Detection and quantification of rare mutations with massively parallel sequencing
Authors:
Isaac Kinde, Jian Wu, Nick Papadopoulos, Kenneth W Kinzler, Bert Vogelstein
Journal:
The Proceedings of the National Academy of Sciences, 2011 Jun 7;108(23):9530-5.
Abstract:
The identification of mutations that are present in a small fraction of DNA templates is essential for progress in several areas of biomedical research. Although massively parallel sequencing instruments are in principle well suited to this task, the error rates in such instruments are generally too high to allow confident identification of rare variants. We here describe an approach that can substantially increase the sensitivity of massively parallel sequencing instruments for this purpose. The keys to this approach, called the Safe-Sequencing System (“Safe-SeqS”), are (i) assignment of a unique identifier (UID) to each template molecule, (ii) amplification of each uniquely tagged template molecule to create UID families, and (iii) redundant sequencing of the amplification products. PCR fragments with the same UID are considered mutant (“supermutants”) only if ≥95% of them contain the identical mutation. We illustrate the utility of this approach for determining the fidelity of a polymerase, the accuracy of oligonucleotides synthesized in vitro, and the prevalence of mutations in the nuclear and mitochondrial genomes of normal cells.

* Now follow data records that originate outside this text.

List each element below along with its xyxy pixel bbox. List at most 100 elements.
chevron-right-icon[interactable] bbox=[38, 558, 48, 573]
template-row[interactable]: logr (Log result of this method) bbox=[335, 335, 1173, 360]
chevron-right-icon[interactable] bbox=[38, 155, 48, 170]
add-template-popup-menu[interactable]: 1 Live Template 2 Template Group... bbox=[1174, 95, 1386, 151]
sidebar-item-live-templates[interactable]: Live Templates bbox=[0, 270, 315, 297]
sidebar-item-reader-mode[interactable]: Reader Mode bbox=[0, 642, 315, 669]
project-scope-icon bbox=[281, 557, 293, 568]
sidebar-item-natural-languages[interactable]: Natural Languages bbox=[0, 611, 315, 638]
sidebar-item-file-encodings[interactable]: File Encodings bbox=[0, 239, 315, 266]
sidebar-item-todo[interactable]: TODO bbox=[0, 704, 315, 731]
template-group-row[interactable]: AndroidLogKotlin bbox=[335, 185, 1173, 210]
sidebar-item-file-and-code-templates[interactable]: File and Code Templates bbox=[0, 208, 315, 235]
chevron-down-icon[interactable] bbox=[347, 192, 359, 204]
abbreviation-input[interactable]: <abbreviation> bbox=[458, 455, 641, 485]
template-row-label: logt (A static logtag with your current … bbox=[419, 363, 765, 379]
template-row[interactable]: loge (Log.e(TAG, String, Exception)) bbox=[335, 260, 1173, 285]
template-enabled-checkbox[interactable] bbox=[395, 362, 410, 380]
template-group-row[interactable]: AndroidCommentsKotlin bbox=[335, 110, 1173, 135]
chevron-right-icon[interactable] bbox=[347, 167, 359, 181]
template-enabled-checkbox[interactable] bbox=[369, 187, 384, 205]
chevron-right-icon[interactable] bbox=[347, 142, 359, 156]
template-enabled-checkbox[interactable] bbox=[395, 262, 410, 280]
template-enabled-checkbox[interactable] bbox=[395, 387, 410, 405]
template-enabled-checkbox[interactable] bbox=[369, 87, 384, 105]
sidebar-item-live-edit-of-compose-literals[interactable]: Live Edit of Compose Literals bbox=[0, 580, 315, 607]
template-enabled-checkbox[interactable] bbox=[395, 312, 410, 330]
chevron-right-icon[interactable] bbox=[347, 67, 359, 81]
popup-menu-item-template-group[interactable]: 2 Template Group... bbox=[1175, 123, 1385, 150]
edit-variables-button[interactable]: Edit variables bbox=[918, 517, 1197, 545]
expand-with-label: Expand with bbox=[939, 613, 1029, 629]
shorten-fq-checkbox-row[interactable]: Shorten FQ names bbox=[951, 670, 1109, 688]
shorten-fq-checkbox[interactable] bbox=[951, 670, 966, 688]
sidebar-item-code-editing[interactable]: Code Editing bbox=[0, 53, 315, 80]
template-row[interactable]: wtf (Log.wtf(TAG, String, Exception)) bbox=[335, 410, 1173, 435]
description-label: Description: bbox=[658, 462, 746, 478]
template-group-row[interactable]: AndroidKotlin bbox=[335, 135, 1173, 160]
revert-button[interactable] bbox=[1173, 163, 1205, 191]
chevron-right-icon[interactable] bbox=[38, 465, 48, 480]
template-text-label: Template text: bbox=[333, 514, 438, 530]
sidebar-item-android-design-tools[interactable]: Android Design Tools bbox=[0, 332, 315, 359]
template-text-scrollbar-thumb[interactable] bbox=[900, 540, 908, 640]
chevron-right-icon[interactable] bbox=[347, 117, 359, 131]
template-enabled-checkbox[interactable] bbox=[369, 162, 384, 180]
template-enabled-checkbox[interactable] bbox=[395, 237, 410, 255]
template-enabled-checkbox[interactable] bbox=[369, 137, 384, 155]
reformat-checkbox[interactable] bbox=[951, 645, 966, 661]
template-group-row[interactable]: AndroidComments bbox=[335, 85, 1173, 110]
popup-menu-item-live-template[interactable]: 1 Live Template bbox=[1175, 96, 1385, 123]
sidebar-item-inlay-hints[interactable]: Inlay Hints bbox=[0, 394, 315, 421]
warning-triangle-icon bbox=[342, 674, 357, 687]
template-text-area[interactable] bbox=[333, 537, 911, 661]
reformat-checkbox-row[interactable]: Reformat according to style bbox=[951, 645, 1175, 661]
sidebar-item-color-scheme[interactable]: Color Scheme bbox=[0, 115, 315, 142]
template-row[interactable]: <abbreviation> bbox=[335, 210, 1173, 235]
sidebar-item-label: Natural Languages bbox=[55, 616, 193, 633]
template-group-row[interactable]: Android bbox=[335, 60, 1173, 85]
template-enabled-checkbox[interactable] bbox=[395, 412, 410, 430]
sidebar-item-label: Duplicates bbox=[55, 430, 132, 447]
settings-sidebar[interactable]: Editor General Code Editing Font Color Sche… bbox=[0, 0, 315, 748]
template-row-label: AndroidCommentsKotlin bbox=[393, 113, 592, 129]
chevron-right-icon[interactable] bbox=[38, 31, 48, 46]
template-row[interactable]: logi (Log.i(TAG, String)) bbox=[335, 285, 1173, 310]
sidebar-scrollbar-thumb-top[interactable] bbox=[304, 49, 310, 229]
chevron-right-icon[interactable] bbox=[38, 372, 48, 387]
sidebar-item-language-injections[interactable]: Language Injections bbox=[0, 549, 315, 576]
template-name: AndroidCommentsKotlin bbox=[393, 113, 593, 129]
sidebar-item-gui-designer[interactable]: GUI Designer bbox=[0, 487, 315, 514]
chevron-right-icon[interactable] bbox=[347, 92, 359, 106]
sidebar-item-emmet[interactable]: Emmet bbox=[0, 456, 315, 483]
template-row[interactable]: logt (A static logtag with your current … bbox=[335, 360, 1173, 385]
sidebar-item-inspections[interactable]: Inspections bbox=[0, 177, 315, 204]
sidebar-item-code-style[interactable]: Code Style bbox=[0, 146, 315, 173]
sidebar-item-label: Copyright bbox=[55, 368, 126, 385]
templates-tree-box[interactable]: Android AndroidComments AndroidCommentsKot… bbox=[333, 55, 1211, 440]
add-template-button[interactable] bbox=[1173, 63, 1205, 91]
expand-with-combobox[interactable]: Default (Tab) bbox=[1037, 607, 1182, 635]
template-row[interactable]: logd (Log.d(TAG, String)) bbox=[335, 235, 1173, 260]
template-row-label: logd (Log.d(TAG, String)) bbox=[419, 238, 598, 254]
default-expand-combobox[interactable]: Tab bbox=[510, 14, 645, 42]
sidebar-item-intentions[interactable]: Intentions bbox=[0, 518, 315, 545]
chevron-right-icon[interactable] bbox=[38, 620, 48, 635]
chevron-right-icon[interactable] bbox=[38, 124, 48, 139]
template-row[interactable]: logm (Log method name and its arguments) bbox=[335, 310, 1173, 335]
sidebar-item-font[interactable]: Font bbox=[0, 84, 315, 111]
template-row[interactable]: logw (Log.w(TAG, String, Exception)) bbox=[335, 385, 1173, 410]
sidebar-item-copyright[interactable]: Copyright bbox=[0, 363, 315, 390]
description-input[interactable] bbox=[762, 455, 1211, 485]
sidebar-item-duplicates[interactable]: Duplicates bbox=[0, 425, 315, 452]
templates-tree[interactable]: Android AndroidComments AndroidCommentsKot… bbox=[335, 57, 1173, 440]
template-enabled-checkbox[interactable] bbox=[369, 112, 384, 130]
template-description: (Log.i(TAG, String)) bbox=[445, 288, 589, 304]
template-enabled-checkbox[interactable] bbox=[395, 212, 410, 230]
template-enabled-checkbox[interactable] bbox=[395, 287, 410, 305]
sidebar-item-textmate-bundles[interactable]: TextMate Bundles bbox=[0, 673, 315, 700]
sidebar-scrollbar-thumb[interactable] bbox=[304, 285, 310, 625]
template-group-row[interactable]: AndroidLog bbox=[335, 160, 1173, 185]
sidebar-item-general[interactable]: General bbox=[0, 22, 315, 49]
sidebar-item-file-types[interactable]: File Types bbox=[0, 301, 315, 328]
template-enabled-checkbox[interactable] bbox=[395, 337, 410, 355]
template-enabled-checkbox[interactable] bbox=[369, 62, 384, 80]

Detection of rare mutations, copy number alterations, and methylation in the same template DNA molecules
Authors:
Yuxuan Wang, Christopher Douville, Joshua D Cohen, Austin Mattox , Sam Curtis, Natalie Silliman, Maria Popoli, Janine Ptak, Lisa Dobbyn, Nadine Nehme, Jonathan C Dudley, Mahmoud Summers, Ming Zhang, Lan T Ho-Pham, Bich N H Tran, Thach S Tran, Tuan V Nguyen, Chetan Bettegowda, Nickolas Papadopoulos, Kenneth W Kinzler, Bert Vogelstein
Journal:
The Proceedings of the National Academy of Sciences, August 2023
Abstract:
The analysis of cell-free DNA (cfDNA) from plasma offers great promise for the earlier detection of cancer. At present, changes in DNA sequence, methylation, or copy number are the most sensitive ways to detect the presence of cancer. To further increase the sensitivity of such assays with limited amounts of sample, it would be useful to be able to evaluate the same template molecules for all these changes. Here, we report an approach, called MethylSaferSeqS, that achieves this goal, and can be applied to any standard library preparation method suitable for massively parallel sequencing. The innovative step was to copy both strands of each DNA-barcoded molecule with a primer that allows the subsequent separation of the original strands (retaining their 5-methylcytosine residues) from the copied strands (in which the 5-methylcytosine residues are replaced with unmodified cytosine residues). The epigenetic and genetic alterations present in the DNA molecules can then be obtained from the original and copied strands, respectively. We applied this approach to plasma from 265 individuals, including 198 with cancers of the pancreas, ovary, lung, and colon, and found the expected patterns of mutations, copy number alterations, and methylation. Furthermore, we could determine which original template DNA molecules were methylated and/or mutated. MethylSaferSeqS should be useful for addressing a variety of questions relating genetics and epigenetics.